Le dépistage génétique peut-il remplacer le dépistage audiométrique ?

Il faut le faire en complément. D’abord toutes les surdités ne sont pas génétiques, comme celle induite par le CMV. Et puis, pour environ 30 % des cas de surdités génétiques précoces, le gène responsable n’est pas identifié. Aujourd’hui, le dépistage génétique ne peut pas suffire. Je plaide donc pour qu'il soit réalisé en complément du dépistage audiométrique.

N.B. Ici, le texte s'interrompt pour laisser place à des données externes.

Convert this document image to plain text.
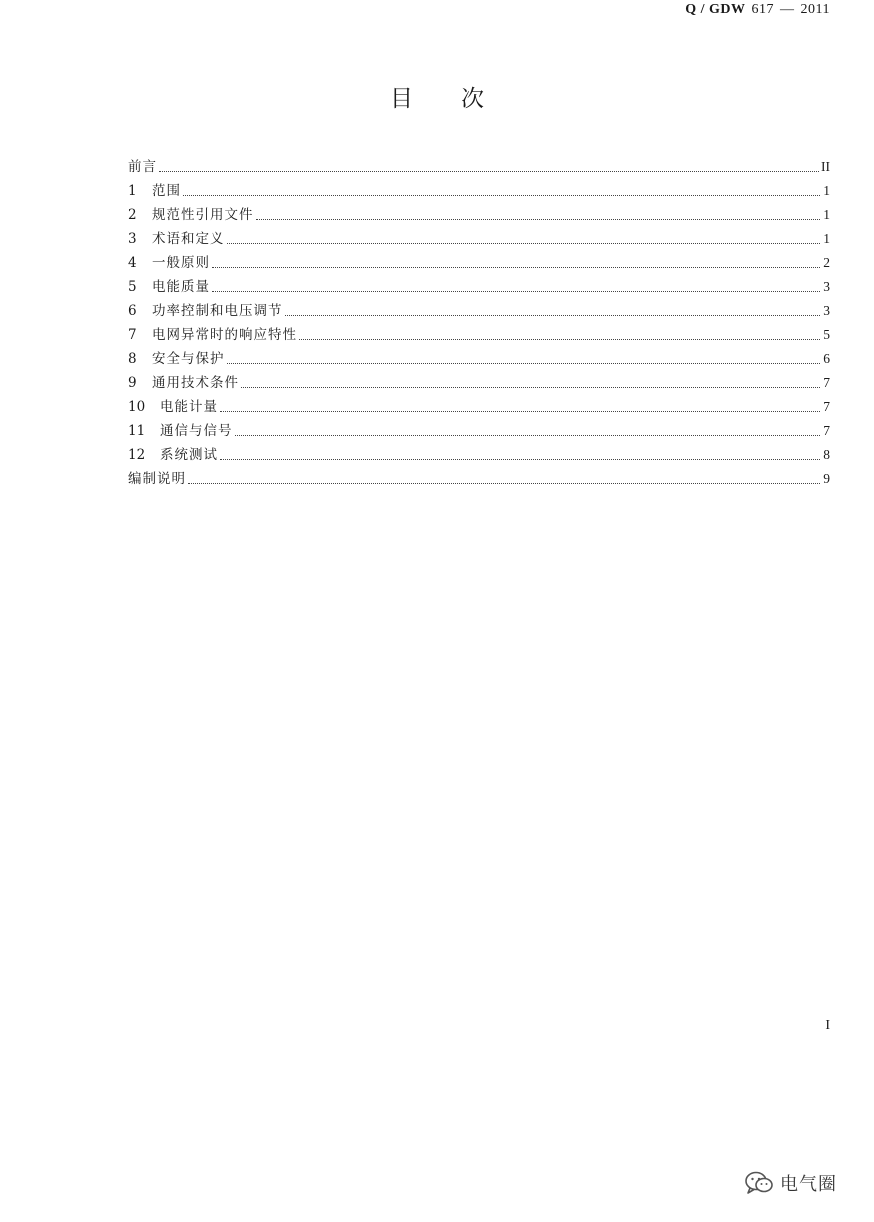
Q / GDW 617 — 2011
目次
前言	II
1	范围	1
2	规范性引用文件	1
3	术语和定义	1
4	一般原则	2
5	电能质量	3
6	功率控制和电压调节	3
7	电网异常时的响应特性	5
8	安全与保护	6
9	通用技术条件	7
10	电能计量	7
11	通信与信号	7
12	系统测试	8
编制说明	9
I
电气圈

Aujourd’hui le dépistage néonatal génétique de la surdité est en test dans le cadre d’un essai appelé Perigenomed. En quoi consiste-t-il ?

Il s’agit d’un programme de recherche, lancé par le CHU Dijon Bourgogne, visant à étendre le dépistage néonatal par la médecine génomique*. La première phase de ce programme a commencé en janvier 2025, dans cinq CHU (Dijon, Besançon, Rennes, Nantes et Angers). Le but est ici de tester les circuits du dépistage. 2 500 nouveau-nés vont y participer. Et l’objectif est de tester environ 400 maladies, parmi lesquelles la surdité. Tous les gènes de surdité précoce connus sont inclus dans ce dépistage, soit environ 120 gènes.

La deuxième phase visera à évaluer le dépistage néonatal génétique à grande échelle. Toutes les maternités de cinq départements de la région Bourgogne-Franche-Comté y participeront, ce qui correspond à environ 20 000 enfants qui seront suivis pendant 5 ans. Cela permettra aussi d’évaluer les enjeux économiques et organisationnels.

Parallèlement, des travaux en sciences humaines et sociales seront menés afin d’évaluer les impacts dans ces domaines.